Kumpulan Makalah, Artikel dan Share Informasi

PERKEMBANGAN ZISWAF DI INDONESIA

                            PERKEMBANGAN ZISWAF DI INDONESIA

(Tata Kelola dan Perkembangan ziswaf)


BAB I

PENDAHULUAN

A.    LATAR BELAKANG.

Berbagai program pengentasan kemiskinan dan peningkatan kesejahteraaan masyarakat yang telah dilaksanakan oleh pemerintah dengan memberdayakan masyarakat masih belum memperlihatkan hasil dan dampak yang signifikan. Hal ini menandakan bahwa pemerintah pun perlu didukung dan dibantu dengan program-program pemberdayaan masyarakat lainnya. Dengan pendayagunaan ZISWAF (Zakat, Infaq, Shadaqah, dan Wakaf), tentunya sebagai salah satu sumber dana bagi pembangunan dan pengembangan sarana maupun prasarana yang harus dimiliki ummat Islam, seperti sarana pendidikan, kesehatan, maupun sosial ekonomi dan terlebih lagi bagi peningkatan kualitas sumber daya manusia.

Ziswaf seyogyanya menjadi dana produktif agar masyarakat tidak hanya dapat menikmati akan tetapi juga dapat menghasilkan, mendayagunakan dana tersebut untuk kemaslahatan umat. Oleh karena itu Hasil penghimpunan zakat haruslah berputar, tak lagi hanya sekedar untuk dikonsumsi, aka,n tetapi perlu dimanfaatkan, agar dana atau hasil penghimpunan zakat menjadi produktif. Produktif, artinya menghasilkan sesuatu, menambah dan memperluas manfaat dari sesuatu.
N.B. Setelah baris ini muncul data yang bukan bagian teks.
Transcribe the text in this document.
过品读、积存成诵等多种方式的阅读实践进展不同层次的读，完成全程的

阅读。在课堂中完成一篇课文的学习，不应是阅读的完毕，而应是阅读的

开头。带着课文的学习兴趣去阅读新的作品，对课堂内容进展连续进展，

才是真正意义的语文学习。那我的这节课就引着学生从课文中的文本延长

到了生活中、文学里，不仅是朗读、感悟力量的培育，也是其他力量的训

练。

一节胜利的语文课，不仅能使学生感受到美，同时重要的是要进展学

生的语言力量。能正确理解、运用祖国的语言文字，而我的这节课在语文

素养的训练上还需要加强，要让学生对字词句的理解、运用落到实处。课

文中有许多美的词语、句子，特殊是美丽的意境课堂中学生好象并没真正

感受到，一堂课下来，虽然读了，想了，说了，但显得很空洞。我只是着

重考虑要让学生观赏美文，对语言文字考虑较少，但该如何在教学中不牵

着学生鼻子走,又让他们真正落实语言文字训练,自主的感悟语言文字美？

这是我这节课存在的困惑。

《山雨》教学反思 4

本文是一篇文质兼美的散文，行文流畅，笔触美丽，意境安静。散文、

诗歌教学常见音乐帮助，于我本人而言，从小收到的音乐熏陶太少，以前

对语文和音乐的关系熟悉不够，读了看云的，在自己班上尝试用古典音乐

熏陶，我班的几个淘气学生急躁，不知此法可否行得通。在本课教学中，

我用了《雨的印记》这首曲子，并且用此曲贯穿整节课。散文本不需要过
Di Indonesia, upaya meningkatkan efektivitas dan kredibilitas zakat dalam ranah pembangunan nasional semestinya berfokus pada beberapa agenda. ​Pertama, ​peningkatan penerimaan dana zakat melalui lembaga lembaga zakat. ​Kedua, ​peningkatan efektifitas penyaluran atau pendayagunaan dana zakat. ​Ketiga,mampu menghadapi tantangan dan peluang dalam pengelolaan zakat.

Selain itu wakaf sebagai bentuk instrumen khas ekonomi Islam  yang berdasarkan unsur asalnya berupa kebajikan (birr), kebaikan (ihsan), dan persaudaraan. Ciri khas pada wakaf adalah pergeseran kepemilikan pribadi menuju kepemilikan umat yang diharapkan abadi dan memberikan manfaat  secara berkelanjutan (sustainbility).[1] Sebagai salah satu praktek keagamaan yang erat hubungannya sengan sosial ekonomi, zakat, infaq, sadaqah, dan wakaf  telah banyak membantu pembangunan secara meluas di Indonesia baik secara sumber daya manusia maupun sumber daya sosial.[2]

B.     RUMUSAN MASALAH.

1.        Bagaimana Manajemen Pengumpulan (fundrising),  Tata Kelola Aset, Penyaluran Hasil, dan Pelaporan Ziswaf di Indonesia?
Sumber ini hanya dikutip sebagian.